What I understood from the Bezos tour (Part 1) is they intend to do the same as New Shepard, hover for a bit then put it down gently, but I'd have to check again.
I'm not sure they can do this, unless they have figured out how to reliably deeply throttle an engine, or they have dedicated smaller engines for hover. What BO can do with New Shepherd doesn't scale to New Glenn.
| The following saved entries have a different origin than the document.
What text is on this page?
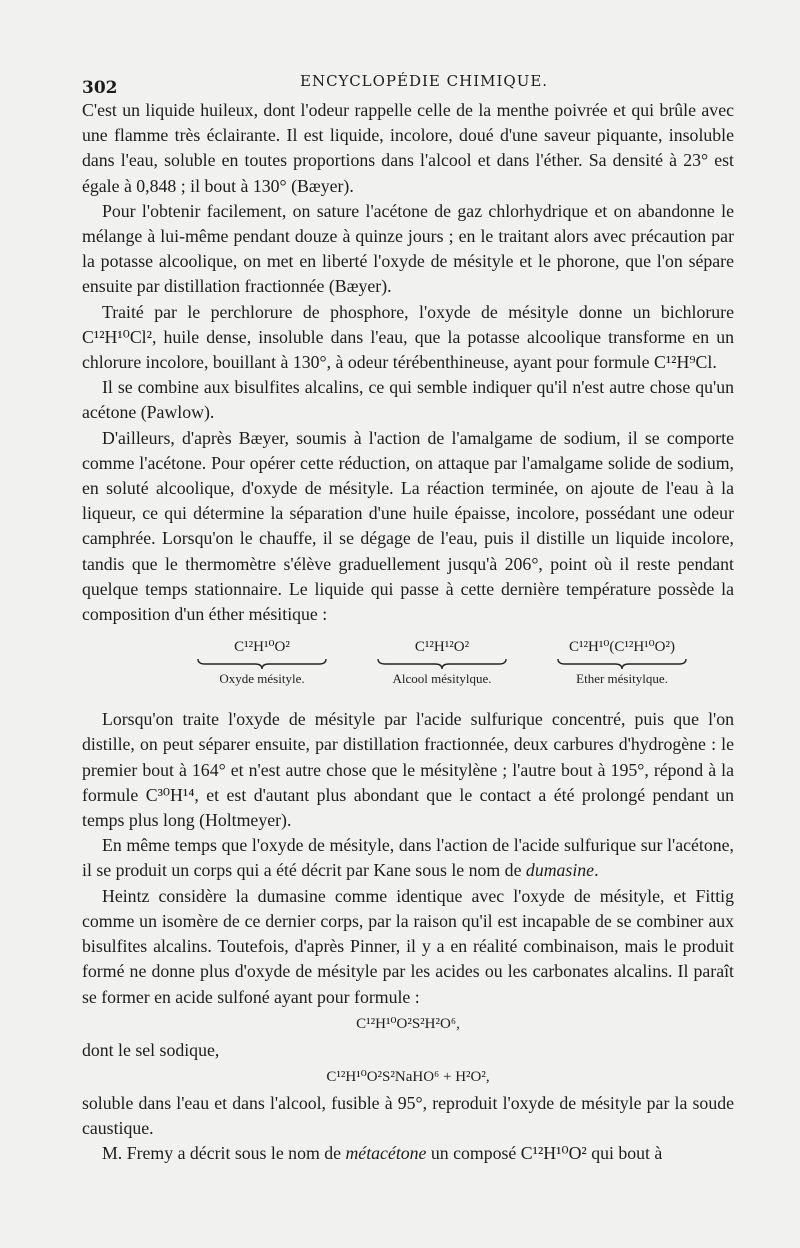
302	ENCYCLOPÉDIE CHIMIQUE.

C'est un liquide huileux, dont l'odeur rappelle celle de la menthe poivrée et qui brûle avec une flamme très éclairante. Il est liquide, incolore, doué d'une saveur piquante, insoluble dans l'eau, soluble en toutes proportions dans l'alcool et dans l'éther. Sa densité à 23° est égale à 0,848 ; il bout à 130° (Bæyer).

Pour l'obtenir facilement, on sature l'acétone de gaz chlorhydrique et on abandonne le mélange à lui-même pendant douze à quinze jours ; en le traitant alors avec précaution par la potasse alcoolique, on met en liberté l'oxyde de mésityle et le phorone, que l'on sépare ensuite par distillation fractionnée (Bæyer).

Traité par le perchlorure de phosphore, l'oxyde de mésityle donne un bichlorure C¹²H¹⁰Cl², huile dense, insoluble dans l'eau, que la potasse alcoolique transforme en un chlorure incolore, bouillant à 130°, à odeur térébenthineuse, ayant pour formule C¹²H⁹Cl.

Il se combine aux bisulfites alcalins, ce qui semble indiquer qu'il n'est autre chose qu'un acétone (Pawlow).

D'ailleurs, d'après Bæyer, soumis à l'action de l'amalgame de sodium, il se comporte comme l'acétone. Pour opérer cette réduction, on attaque par l'amalgame solide de sodium, en soluté alcoolique, d'oxyde de mésityle. La réaction terminée, on ajoute de l'eau à la liqueur, ce qui détermine la séparation d'une huile épaisse, incolore, possédant une odeur camphrée. Lorsqu'on le chauffe, il se dégage de l'eau, puis il distille un liquide incolore, tandis que le thermomètre s'élève graduellement jusqu'à 206°, point où il reste pendant quelque temps stationnaire. Le liquide qui passe à cette dernière température possède la composition d'un éther mésitique :

C¹²H¹⁰O²
Oxyde mésityle.
C¹²H¹²O²
Alcool mésitylque.
C¹²H¹⁰(C¹²H¹⁰O²)
Ether mésitylque.

Lorsqu'on traite l'oxyde de mésityle par l'acide sulfurique concentré, puis que l'on distille, on peut séparer ensuite, par distillation fractionnée, deux carbures d'hydrogène : le premier bout à 164° et n'est autre chose que le mésitylène ; l'autre bout à 195°, répond à la formule C³⁰H¹⁴, et est d'autant plus abondant que le contact a été prolongé pendant un temps plus long (Holtmeyer).

En même temps que l'oxyde de mésityle, dans l'action de l'acide sulfurique sur l'acétone, il se produit un corps qui a été décrit par Kane sous le nom de dumasine.

Heintz considère la dumasine comme identique avec l'oxyde de mésityle, et Fittig comme un isomère de ce dernier corps, par la raison qu'il est incapable de se combiner aux bisulfites alcalins. Toutefois, d'après Pinner, il y a en réalité combinaison, mais le produit formé ne donne plus d'oxyde de mésityle par les acides ou les carbonates alcalins. Il paraît se former en acide sulfoné ayant pour formule :

C¹²H¹⁰O²S²H²O⁶,

dont le sel sodique,

C¹²H¹⁰O²S²NaHO⁶ + H²O²,

soluble dans l'eau et dans l'alcool, fusible à 95°, reproduit l'oxyde de mésityle par la soude caustique.

M. Fremy a décrit sous le nom de métacétone un composé C¹²H¹⁰O² qui bout à
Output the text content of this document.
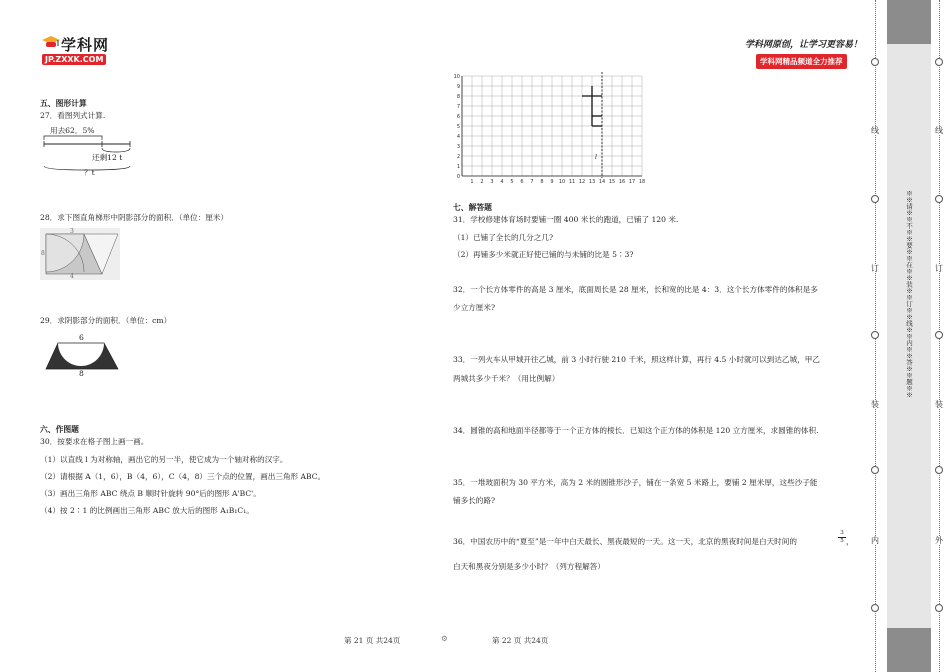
学科网
JP.ZXXK.COM
学科网原创，让学习更容易！
学科网精品频道全力推荐
五、图形计算
27．看图列式计算.
用去62．5%
还剩12 t
？t
28．求下图直角梯形中阴影部分的面积．（单位：厘米）
3
8
4
29．求阴影部分的面积．（单位：cm）
6
8
六、作图题
30．按要求在格子图上画一画。
（1）以直线 l 为对称轴，画出它的另一半，使它成为一个轴对称的汉字。
（2）请根据 A（1，6），B（4，6），C（4，8）三个点的位置，画出三角形 ABC。
（3）画出三角形 ABC 绕点 B 顺时针旋转 90°后的图形 A'BC'。
（4）按 2∶1 的比例画出三角形 ABC 放大后的图形 A₁B₁C₁。
10
9
8
7
6
5
4
3
2
1
0
1 2 3 4 5 6 7 8 9 10 11 12 13 14 15 16 17 18
l
七、解答题
31．学校修建体育场时要铺一圈 400 米长的跑道，已铺了 120 米.
（1）已铺了全长的几分之几?
（2）再铺多少米就正好使已铺的与未铺的比是 5∶3?
32．一个长方体零件的高是 3 厘米，底面周长是 28 厘米，长和宽的比是 4：3．这个长方体零件的体积是多
少立方厘米?
33．一列火车从甲城开往乙城，前 3 小时行驶 210 千米，照这样计算，再行 4.5 小时就可以到达乙城，甲乙
两城共多少千米？（用比例解）
34．圆锥的高和地面半径都等于一个正方体的棱长．已知这个正方体的体积是 120 立方厘米，求圆锥的体积.
35．一堆玻面积为 30 平方米，高为 2 米的圆锥形沙子，铺在一条宽 5 米路上，要铺 2 厘米厚，这些沙子能
铺多长的路?
36．中国农历中的“夏至”是一年中白天最长、黑夜最短的一天。这一天，北京的黑夜时间是白天时间的	$\frac{3}{5}$ ，
白天和黑夜分别是多少小时？（列方程解答）
第 21 页 共24页	⚙	第 22 页 共24页
线
订
装
内
※※请※※不※※要※※在※※装※※订※※线※※内※※答※※题※※
线
订
装
外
SpaceX had to resort to the hover slam landing because even a single Merlin at minimum throttle produced more thrust than the weight of the empty Falcon 9 stage.

Also, hovering is 100% gravity loss, so from a performance standpoint for an orbital booster it really isn't something they want to do unless they like wasting fuel and payload capacity.
 
2 years ago:
Deep throttling, fine-tuned, and rapid response engines are key to reusability. #BE4 steadily ran for over 256 seconds in this transient power level demo test across varying mixture ratios and power levels between 45% and 100%. The exhaust plume length adjusts with power level. pic.twitter.com/N5rgtxtzeN

— Blue Origin (@blueorigin) July 28, 2022

That's not deep enough. Merlin can be throttled down to 40% and they can't hover the Falcon 9.

45% of a single BE-4's 550,000 lbf thrust is just under 250,000 lbf or 124 tons of thrust minimum. Total thrust of the booster is 3,850,000 lbf, so the maximum weight of the entire loaded rocket must be less than that. Call it 3 million lbf on the pad. Spitballing a mass fraction is 5% (a rather high number) the empty stage mass would be something like 75 tons. In all probability it is lighter. Unless they are carrying a lot of fuel back to the landing site or managed to get their throttle down to 20% (which would be astounding) or have something else up their sleeve I don't think they'll be hovering this thing.